As unemployment for college students continues to rise and the higher ed bubble nears its unavoidable burst, can anyone reasonably dispute this idea?

Andres Pinter of the Bangor Daily News reports.

Colleges should shoulder some risk of student loans

Recently, student loans have emerged as the most ubiquitous of consumer debts, and the unemployment rate among recent college graduates remains persistently high. All finger-pointing aside as to the underlying causes, these two economic birds could be killed by borrowing one stone from the world of syndicated lending, where interests are often properly aligned.

When a bank agrees to make a loan of a certain size, it often seeks to sell down some of that risk across a lending syndicate. Although the bank — known at this point as the underwriter or syndicator — could sell down the entire loan, at the end of the process it frequently retains a token piece as a sign of faith in the borrower’s credit. The blessing of the underwriters makes the world of big lending spin fairly smoothly.

Consider, then, if colleges were to share with lending institutions and the government some of the credit risk of student borrowing. Much like the way syndicators hold a piece of a loan, colleges should hold pieces of their students’ loans. By doing so, the college would provide its explicit faith in the borrower’s credit and in the likelihood that the loan will eventually be repaid.

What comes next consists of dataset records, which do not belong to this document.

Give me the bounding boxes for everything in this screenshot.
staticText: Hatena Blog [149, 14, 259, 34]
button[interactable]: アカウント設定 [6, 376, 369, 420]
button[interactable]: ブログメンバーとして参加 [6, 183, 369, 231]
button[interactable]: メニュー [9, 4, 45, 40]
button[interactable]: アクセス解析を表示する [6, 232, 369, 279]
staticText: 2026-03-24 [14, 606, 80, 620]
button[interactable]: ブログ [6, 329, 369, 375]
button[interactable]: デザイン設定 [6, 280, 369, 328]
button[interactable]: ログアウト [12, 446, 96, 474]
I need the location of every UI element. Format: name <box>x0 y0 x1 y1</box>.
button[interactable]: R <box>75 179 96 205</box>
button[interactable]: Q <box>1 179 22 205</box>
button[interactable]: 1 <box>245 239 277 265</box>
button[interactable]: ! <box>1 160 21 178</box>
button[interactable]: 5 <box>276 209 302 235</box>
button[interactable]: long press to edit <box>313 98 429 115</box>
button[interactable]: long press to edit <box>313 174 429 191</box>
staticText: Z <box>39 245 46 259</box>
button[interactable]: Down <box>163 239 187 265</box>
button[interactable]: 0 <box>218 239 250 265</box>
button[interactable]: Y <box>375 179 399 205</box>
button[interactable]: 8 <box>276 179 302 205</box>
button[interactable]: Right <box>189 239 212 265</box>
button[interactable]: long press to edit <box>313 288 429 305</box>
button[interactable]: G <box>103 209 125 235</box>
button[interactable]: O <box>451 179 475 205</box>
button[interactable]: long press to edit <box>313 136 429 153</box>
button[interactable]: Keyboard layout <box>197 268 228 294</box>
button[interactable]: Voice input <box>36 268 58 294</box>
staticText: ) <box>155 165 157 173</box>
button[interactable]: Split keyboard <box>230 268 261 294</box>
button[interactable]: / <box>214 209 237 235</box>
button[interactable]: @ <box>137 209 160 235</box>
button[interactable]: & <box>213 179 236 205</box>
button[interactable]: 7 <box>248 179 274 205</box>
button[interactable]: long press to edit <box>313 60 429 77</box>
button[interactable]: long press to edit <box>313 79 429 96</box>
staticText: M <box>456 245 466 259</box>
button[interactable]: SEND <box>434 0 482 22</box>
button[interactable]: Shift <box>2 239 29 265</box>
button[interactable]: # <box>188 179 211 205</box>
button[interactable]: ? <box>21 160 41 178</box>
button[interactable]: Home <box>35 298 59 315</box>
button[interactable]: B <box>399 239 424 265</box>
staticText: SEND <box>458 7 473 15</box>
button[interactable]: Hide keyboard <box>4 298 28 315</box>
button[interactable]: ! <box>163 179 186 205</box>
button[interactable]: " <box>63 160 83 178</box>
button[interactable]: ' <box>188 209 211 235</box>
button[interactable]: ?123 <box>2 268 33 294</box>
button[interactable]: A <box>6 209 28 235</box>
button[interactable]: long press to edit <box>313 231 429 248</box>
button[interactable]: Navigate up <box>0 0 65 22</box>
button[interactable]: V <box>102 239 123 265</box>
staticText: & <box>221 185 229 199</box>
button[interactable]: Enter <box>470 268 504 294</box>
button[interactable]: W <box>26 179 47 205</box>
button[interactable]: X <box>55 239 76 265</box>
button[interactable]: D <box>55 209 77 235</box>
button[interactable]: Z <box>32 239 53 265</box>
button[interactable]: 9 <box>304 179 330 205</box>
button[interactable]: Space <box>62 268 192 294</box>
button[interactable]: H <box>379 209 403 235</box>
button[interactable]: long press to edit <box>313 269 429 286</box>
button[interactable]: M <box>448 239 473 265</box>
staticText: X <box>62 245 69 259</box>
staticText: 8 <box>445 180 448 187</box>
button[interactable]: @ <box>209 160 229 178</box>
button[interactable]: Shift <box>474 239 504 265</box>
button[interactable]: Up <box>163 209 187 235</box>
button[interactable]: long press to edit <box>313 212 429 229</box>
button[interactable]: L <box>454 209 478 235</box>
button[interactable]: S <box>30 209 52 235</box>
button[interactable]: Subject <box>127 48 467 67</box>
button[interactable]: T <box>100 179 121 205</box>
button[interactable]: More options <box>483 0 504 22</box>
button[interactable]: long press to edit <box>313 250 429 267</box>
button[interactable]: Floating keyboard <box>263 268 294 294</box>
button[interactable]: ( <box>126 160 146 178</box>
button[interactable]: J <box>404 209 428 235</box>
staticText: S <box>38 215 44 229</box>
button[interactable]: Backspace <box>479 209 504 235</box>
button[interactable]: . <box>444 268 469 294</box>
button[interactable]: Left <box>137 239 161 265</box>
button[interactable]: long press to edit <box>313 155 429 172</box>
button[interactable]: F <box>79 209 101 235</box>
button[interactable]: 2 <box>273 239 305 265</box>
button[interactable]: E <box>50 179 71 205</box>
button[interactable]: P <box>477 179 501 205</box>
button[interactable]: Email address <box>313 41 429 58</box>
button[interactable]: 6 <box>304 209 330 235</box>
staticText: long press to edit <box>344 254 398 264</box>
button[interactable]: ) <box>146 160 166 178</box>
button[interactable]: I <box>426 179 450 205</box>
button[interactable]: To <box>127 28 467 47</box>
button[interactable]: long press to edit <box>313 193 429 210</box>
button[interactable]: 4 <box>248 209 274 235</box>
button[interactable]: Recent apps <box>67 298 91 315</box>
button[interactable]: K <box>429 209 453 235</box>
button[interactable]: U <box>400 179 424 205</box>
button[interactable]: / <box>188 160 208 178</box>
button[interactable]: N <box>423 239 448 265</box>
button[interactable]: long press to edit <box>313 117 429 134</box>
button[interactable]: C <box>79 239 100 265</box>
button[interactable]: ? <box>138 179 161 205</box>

Here’s how it would work: A student at X University applies for a loan. Lending institutions perform the perfunctory underwriting with one exception: X University reviews copies of the credit application and must consent before the loan is approved. This system would differ from syndicated lending in that the university would never take full balance-sheet risk and would not itself originate or sell down loans. When the loan is funded, the university would pitch in 2 to 5 percent of the cash lent to the student, not only as a symbolic gesture, but also to give it skin in the game.